Today is the day AOL begins paying shareholders some of the $1 billion it got from selling patents to Microsoft.Kara Swisher reports AOL will begin using that money to buy back some of its stock.
In anticipation of this day – and because AOL has effectively trimmed its costs over the past few quarters – Wall Street has richly rewarded the company’s stock; it’s up 78% year-to-date.
The stock is also now up ~30% since AOL bought the Huffington Post for $315 million in February 2011.
What does this all mean?
We asked a source who is no longer at AOL, but is deeply familiar with Tim Armstrong’s plan to turnaround the company.
Here is that person’s analysis.
Armstrong has learned that Wall Street will reward him for “finding pots of gold” and giving it to them through buybacks or dividends.
He’s also learned that Wall Street will reward him for effectively managing AOL’s costs.
He’s learned that if he bribes shareholders and watches costs, Wall Street will “forgive” a big, long term investment that doesn’t pay off right away, like AOL’s $315 million Huffington Post acquisition, its $30 million purchase of TechCrunch, or the $150 million or so it sunk into Patch last year.
That’s important because AOL’s core business is still shrinking, and Armstrong will not be able to grow it again without spending big to either create or acquire media brands on the Web.

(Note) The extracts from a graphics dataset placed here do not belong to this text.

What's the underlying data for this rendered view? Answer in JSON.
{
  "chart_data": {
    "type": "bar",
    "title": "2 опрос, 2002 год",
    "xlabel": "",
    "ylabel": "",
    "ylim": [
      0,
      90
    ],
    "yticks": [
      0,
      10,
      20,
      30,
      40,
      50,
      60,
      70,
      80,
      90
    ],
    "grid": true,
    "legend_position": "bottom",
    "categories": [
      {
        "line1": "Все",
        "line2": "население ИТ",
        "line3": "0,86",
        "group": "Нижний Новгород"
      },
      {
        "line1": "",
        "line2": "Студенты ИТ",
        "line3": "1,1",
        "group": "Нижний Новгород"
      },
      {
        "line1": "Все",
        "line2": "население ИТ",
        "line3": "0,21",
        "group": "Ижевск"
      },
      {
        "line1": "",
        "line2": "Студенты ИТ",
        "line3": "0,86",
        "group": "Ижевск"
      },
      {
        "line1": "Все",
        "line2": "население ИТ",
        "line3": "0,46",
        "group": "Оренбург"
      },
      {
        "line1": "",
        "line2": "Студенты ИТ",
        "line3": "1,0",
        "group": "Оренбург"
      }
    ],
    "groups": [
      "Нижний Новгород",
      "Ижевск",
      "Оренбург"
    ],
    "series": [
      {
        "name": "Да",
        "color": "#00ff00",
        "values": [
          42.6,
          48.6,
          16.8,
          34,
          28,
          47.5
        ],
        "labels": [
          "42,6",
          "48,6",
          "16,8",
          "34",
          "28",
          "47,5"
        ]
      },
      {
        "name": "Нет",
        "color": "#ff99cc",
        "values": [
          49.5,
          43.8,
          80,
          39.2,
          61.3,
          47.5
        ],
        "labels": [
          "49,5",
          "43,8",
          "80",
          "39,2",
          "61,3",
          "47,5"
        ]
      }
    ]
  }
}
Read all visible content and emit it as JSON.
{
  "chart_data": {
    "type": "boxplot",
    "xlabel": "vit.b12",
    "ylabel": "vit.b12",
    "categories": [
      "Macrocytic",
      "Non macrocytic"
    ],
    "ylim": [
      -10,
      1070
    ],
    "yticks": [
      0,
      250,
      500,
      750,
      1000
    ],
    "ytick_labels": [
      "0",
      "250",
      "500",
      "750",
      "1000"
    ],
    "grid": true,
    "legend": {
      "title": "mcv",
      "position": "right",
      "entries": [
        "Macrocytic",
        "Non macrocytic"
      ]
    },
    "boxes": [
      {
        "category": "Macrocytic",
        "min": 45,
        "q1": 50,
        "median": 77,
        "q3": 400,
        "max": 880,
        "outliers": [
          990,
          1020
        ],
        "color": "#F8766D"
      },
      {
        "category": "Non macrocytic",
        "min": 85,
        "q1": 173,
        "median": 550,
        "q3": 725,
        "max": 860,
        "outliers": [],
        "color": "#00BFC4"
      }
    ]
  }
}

So, we should probably expect AOL to sell off more assets. This source says candidates include AIM, MapQuest, Ad.com and Ad Tech. This should raise hundreds of millions of dollars.
From there, it’s just a balancing act for Armstrong. He’ll pend some money investing in a core business of the future and spend a little more keeping shareholders of the present happy, managing costs the whole way.
Eventually, AOL will either start growing its revenues again – or Armstrong will run out of runway and the jig will be up.